What You Need To Know Before You Watch Netflix's 'Marriage Story'

What You Need To Know Before You Watch Netflix’s ‘Marriage Story’

Wilson Webb/Netflix

From the profound to the mundane, Netflix’s Marriage Story tackles the secret, painful world of divorce like no storytelling medium I have ever seen. The writing, directing, and acting were astounding. Nominated for more awards than I can realistically list here (six Golden Globe noms alone, including best actor, best actress, and best screenplay), there’s been enough buzz about Marriage Story that people now know the movie isn’t actually about a marriage. It’s about the ending of one.


As someone who went through a divorce this year, I had to pick my jaw up off the floor multiple times throughout the film because of its relatability. I say this as someone whose marriage and divorce were nothing like Nicole and Charlie’s upper-class-white-people massively expensive, litigious, acrimonious shit-show. But that’s the brilliance of this movie: you don’t have to be like these characters to find Marriage Story’s depiction of divorce relatable and validating.

Script writer Noah Baumbach unearths and shines a bright spotlight on the most intimate, painful aspects of unraveling a marriage where a child is involved. He shows the resentment, contempt, and rage (climaxing in a verbal fight scene that is both brilliantly acted and physically painful to watch), but he also portrays a humanity and tenderness that is almost never present in depictions of divorce, but definitely exists in real life.


In one scene, Nicole’s house has a power outage late in the evening, and Charlie drives over to have a look at the breaker. Their interaction as he comes to her aid is civil, almost tender. In another scene, Nicole comforts Charlie after he says the worst thing one person could say to another and then collapses, overcome with guilt.

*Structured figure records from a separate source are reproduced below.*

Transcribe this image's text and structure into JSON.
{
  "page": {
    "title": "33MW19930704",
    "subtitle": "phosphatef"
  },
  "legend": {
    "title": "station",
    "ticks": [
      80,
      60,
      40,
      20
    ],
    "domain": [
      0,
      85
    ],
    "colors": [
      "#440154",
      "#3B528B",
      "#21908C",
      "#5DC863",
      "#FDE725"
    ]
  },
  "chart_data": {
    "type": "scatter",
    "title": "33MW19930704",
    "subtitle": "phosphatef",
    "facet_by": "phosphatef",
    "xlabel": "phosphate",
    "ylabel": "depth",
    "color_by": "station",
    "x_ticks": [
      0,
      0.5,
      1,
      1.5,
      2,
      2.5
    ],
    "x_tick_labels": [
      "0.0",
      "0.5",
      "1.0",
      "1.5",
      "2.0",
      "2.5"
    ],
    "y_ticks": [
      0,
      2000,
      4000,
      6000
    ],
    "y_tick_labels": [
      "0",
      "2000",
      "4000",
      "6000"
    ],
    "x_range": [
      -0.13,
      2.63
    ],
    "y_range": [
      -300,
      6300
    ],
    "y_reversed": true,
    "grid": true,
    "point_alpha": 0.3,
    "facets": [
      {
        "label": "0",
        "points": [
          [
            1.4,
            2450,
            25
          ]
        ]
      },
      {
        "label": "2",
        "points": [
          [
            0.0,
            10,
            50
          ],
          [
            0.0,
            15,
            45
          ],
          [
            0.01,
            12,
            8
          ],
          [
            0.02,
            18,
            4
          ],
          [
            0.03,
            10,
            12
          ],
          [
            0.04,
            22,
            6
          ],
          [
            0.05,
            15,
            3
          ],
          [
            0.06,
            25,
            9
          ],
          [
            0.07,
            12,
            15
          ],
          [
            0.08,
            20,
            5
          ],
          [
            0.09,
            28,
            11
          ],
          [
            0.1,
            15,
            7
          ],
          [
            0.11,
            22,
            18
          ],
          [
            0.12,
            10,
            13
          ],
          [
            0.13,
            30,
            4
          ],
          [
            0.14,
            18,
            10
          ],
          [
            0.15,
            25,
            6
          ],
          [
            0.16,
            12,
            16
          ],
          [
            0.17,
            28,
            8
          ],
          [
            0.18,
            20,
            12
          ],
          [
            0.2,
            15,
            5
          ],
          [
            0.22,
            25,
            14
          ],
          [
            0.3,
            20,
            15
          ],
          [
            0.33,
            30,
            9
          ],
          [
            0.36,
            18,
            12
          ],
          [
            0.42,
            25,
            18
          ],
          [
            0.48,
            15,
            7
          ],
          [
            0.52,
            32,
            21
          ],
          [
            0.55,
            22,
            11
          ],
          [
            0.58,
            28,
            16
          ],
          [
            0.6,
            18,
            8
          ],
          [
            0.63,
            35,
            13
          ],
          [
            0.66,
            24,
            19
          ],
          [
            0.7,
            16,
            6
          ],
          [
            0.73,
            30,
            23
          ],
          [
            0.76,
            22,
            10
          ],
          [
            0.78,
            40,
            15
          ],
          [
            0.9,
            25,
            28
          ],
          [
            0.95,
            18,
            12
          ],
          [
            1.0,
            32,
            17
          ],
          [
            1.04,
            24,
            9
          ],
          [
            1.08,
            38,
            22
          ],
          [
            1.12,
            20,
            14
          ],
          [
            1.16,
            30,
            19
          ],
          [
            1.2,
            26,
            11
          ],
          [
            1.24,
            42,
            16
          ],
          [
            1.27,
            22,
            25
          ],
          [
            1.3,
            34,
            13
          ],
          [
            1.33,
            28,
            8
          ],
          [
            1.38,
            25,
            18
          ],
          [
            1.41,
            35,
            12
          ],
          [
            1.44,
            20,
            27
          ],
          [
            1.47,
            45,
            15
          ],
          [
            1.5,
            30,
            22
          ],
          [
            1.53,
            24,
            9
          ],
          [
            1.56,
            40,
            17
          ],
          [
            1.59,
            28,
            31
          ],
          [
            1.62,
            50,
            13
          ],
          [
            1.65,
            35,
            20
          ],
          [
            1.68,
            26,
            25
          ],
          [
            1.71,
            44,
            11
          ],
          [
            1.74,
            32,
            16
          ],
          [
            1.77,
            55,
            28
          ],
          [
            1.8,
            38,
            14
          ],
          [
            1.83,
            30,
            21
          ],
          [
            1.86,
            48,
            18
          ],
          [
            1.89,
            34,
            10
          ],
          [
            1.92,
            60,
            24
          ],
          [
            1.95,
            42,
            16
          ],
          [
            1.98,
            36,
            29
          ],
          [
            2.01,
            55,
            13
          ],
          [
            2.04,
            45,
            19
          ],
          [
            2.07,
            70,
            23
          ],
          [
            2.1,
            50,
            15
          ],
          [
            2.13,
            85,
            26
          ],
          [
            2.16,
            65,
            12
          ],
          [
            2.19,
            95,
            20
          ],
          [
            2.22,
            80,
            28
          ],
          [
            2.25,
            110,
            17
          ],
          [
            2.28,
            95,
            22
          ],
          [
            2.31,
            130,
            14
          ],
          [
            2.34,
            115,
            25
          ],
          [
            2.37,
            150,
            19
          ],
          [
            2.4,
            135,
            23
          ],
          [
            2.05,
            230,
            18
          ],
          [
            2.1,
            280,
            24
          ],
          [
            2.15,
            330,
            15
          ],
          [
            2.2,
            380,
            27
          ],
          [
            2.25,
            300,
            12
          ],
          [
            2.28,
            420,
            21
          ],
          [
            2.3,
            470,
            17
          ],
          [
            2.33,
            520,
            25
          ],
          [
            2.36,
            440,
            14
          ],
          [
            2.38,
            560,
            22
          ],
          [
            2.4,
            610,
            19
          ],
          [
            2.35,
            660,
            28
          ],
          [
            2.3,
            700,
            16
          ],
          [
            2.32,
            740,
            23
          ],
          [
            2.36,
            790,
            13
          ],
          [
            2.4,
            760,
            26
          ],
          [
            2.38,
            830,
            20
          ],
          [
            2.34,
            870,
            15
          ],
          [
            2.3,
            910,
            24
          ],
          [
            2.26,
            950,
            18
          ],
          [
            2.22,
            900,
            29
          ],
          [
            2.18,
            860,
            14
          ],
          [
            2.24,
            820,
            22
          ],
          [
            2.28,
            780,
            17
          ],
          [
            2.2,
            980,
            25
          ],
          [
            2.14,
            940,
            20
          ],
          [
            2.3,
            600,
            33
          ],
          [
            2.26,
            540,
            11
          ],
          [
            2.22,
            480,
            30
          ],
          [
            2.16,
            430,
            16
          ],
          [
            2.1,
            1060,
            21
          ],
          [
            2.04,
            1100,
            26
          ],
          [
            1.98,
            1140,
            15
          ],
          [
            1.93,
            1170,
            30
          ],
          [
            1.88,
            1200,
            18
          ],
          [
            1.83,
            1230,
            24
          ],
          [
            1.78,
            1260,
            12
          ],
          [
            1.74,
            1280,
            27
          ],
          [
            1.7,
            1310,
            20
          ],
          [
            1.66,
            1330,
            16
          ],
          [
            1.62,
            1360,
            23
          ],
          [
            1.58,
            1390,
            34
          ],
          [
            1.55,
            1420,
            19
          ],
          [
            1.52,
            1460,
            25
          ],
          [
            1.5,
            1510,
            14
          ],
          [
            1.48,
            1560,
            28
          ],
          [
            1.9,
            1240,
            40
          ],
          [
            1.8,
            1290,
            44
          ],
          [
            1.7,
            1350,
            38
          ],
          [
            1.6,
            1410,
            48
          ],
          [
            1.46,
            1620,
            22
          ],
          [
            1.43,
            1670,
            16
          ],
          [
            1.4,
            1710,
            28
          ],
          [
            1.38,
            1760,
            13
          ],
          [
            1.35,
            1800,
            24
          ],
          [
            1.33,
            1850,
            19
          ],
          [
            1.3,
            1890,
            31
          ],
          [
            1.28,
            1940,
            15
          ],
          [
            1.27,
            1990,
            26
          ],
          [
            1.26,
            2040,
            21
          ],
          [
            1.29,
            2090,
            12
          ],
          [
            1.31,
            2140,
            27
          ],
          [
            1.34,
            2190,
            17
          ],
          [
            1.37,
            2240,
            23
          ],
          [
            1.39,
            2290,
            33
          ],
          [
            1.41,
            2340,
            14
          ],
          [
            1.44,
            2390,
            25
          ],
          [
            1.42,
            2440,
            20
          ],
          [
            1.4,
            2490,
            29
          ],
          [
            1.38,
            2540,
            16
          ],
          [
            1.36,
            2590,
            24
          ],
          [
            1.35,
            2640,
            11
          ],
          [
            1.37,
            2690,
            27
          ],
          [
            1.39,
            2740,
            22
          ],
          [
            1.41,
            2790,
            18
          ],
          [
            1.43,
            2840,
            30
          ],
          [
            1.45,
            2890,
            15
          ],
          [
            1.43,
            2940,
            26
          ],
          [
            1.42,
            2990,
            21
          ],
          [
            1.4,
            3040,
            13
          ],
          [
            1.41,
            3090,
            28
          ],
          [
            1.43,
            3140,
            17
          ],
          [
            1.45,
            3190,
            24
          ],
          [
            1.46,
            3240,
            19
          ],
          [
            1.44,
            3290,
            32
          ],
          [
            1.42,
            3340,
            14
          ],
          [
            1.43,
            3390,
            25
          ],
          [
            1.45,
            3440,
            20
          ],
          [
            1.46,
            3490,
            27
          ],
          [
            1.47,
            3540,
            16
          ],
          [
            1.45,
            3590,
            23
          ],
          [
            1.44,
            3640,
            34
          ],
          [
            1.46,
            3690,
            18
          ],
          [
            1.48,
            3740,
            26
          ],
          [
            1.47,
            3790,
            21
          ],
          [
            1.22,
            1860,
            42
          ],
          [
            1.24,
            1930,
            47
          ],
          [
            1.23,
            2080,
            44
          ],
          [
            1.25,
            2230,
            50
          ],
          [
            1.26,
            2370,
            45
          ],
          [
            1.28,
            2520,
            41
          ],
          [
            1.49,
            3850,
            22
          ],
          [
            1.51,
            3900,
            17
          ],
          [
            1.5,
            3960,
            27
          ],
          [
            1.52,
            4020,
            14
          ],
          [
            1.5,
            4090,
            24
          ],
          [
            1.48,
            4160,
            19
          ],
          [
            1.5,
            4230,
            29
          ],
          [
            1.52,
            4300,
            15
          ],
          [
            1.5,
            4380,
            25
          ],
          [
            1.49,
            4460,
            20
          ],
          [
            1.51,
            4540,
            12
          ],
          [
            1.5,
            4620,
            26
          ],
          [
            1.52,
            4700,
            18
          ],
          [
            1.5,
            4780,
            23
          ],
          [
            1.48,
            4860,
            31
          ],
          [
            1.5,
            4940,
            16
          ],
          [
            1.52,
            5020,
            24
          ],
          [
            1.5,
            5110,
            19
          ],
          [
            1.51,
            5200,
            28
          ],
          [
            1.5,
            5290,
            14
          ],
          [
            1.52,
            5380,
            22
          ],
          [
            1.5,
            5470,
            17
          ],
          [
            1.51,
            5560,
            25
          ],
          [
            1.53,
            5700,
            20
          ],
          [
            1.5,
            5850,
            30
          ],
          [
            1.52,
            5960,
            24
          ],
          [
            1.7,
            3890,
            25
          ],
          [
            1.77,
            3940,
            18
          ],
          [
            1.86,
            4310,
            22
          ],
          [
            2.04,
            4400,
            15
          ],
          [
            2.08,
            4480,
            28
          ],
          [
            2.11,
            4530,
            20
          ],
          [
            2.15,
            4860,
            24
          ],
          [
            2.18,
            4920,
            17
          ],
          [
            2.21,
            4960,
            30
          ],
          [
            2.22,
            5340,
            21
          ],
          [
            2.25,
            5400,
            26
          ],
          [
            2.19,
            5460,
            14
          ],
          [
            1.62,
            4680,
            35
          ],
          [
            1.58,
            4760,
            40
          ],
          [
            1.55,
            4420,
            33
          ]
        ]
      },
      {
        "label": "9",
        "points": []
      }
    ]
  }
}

At one point, they’re attending a meeting with their attorneys negotiating the terms of the divorce, and after lobbing a series of biting accusations at one another, the attorney’s assistant points out that they should think about getting some lunch. All cheerfully agree and the menu is passed around the conference table.

My divorce was not contentious like Nicole and Charlie’s, but this surreal shift in energy felt familiar to me. I marveled many times at my and my former husband’s ability to be friendly and kind to one another when we each had so many reasons to be hurt and angry, when perhaps just moments before we’d had a terrible argument. Because even though we’re hurt and angry, we are not terrible people after all.

In some analyses of the movie, critics and viewers attempt to assign blame — is Nicole more at fault? Or is Charlie at fault? Some critics clearly wanted to pin the blame on one character or the other, but for me the genius of Marriage Story lies in the difficulty of identifying a villain. Both characters are deeply flawed individuals doing the best they know how. In other words, they are all of us.

Before you run to watch this movie (clearly I loved it), let’s talk about the hard stuff. For many people, Marriage Story is triggering.

If you are someone who has experienced a contentious divorce first-hand or been the child in that situation, Marriage Story could be incredibly painful to watch, especially the fight scene, which includes intense verbal attacks. One friend of mine said it brought back memories of overhearing their own parents screaming at each other in the next room and the helplessness they felt in those moments.